À midi, seule la Garde Royale résistait toujours, elle fut rapidement exterminée. Un peu moins de trois mille mercenaires grecs déposèrent les armes, mais Alexandre refusa leur reddition.

« Vous avez trahi votre nation, dit-il à leur porte-parole. Vous avez combattu aux côtés de l’usurpateur contre l’armée de la Grèce unifiée.

— Nous sommes des mercenaires, sire, répondit un homme en pâlissant. Darius a loué nos services et nous lui avons loyalement obéi. Comment pouvez-vous nous accuser de traîtrise alors que nous ne faisions que notre métier ?

— Il vous a payés pour vous battre, alors reprenez vos armes et faites-le, trancha Alexandre d’une voix glaciale.

— C’est de la démence ! s’écria le messager en cherchant désespérément le soutien des généraux macédoniens.

— Non, fit le roi. Tu veux vraiment de la démence ? En voilà ! »

Dégainant sa dague, il la planta sous le menton de l’homme, remontant jusqu’au cerveau.

« Tuez-les jusqu’au dernier ! » rugit-il.

Avant que les mercenaires aient le temps de récupérer leurs armes, les Macédoniens et Thessaliens qui les encerclaient se ruèrent sur eux, frappant et tailladant de toutes parts. Tirant son épée, Alexandre se joignit à la boucherie en plongeant sa lame dans le dos du plus proche renégat. L’armée tout entière suivit son exemple dans un grand cri et, bien vite, les derniers mercenaires périrent.

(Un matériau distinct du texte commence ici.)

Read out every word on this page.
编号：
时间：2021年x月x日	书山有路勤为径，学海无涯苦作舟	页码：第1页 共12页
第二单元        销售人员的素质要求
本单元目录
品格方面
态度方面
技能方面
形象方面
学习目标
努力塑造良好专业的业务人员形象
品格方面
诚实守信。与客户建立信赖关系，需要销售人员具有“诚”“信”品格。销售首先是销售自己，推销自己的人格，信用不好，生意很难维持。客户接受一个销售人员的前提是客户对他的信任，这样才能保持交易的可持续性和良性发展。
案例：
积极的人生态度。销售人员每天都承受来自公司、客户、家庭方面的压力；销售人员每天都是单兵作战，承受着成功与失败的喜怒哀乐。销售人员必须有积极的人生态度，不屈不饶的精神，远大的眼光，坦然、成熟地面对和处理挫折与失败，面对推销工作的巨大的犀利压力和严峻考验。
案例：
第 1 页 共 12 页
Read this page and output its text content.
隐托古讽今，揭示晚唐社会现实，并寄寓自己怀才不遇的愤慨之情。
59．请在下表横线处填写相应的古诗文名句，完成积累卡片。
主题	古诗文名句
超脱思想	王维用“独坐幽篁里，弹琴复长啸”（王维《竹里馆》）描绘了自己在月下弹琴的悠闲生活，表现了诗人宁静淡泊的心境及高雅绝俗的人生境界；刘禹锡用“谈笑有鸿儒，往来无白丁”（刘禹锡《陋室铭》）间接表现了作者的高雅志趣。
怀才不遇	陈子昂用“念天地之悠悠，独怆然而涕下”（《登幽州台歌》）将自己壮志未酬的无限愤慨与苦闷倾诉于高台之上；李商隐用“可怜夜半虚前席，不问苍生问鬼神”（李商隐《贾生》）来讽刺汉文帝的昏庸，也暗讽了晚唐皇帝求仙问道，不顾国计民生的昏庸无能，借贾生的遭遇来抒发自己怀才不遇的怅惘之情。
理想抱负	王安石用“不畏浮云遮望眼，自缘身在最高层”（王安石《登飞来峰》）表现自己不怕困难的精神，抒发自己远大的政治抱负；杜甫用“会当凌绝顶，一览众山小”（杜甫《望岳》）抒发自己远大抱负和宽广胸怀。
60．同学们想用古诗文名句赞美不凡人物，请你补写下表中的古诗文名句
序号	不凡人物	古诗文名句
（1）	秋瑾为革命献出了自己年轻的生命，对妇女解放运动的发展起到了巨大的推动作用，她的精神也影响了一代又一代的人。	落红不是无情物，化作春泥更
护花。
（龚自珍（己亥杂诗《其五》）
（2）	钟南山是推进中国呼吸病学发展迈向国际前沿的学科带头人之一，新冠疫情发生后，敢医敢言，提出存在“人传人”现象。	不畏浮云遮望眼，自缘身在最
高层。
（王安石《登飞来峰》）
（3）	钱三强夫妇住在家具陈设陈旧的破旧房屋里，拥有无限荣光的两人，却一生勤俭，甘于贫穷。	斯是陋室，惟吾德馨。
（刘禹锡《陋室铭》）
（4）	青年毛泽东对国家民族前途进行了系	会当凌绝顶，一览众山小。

L’un après l’autre, les Macédoniens se reculèrent jusqu’à ce que le roi reste seul. Ruisselant de sang et hurlant comme un possédé, il courait d’un cadavre à l’autre, à la recherche de nouvelles victimes.

Un terrible silence s’abattit sur l’armée lorsque les soldats virent leur roi se livrer à sa danse de mort. Puis Hépheston, qui n’avait pas pris part au carnage, s’avança. Il parla doucement à Alexandre, qui parut s’effondrer dans les bras de son ami et eut besoin de son soutien pour rejoindre son cheval.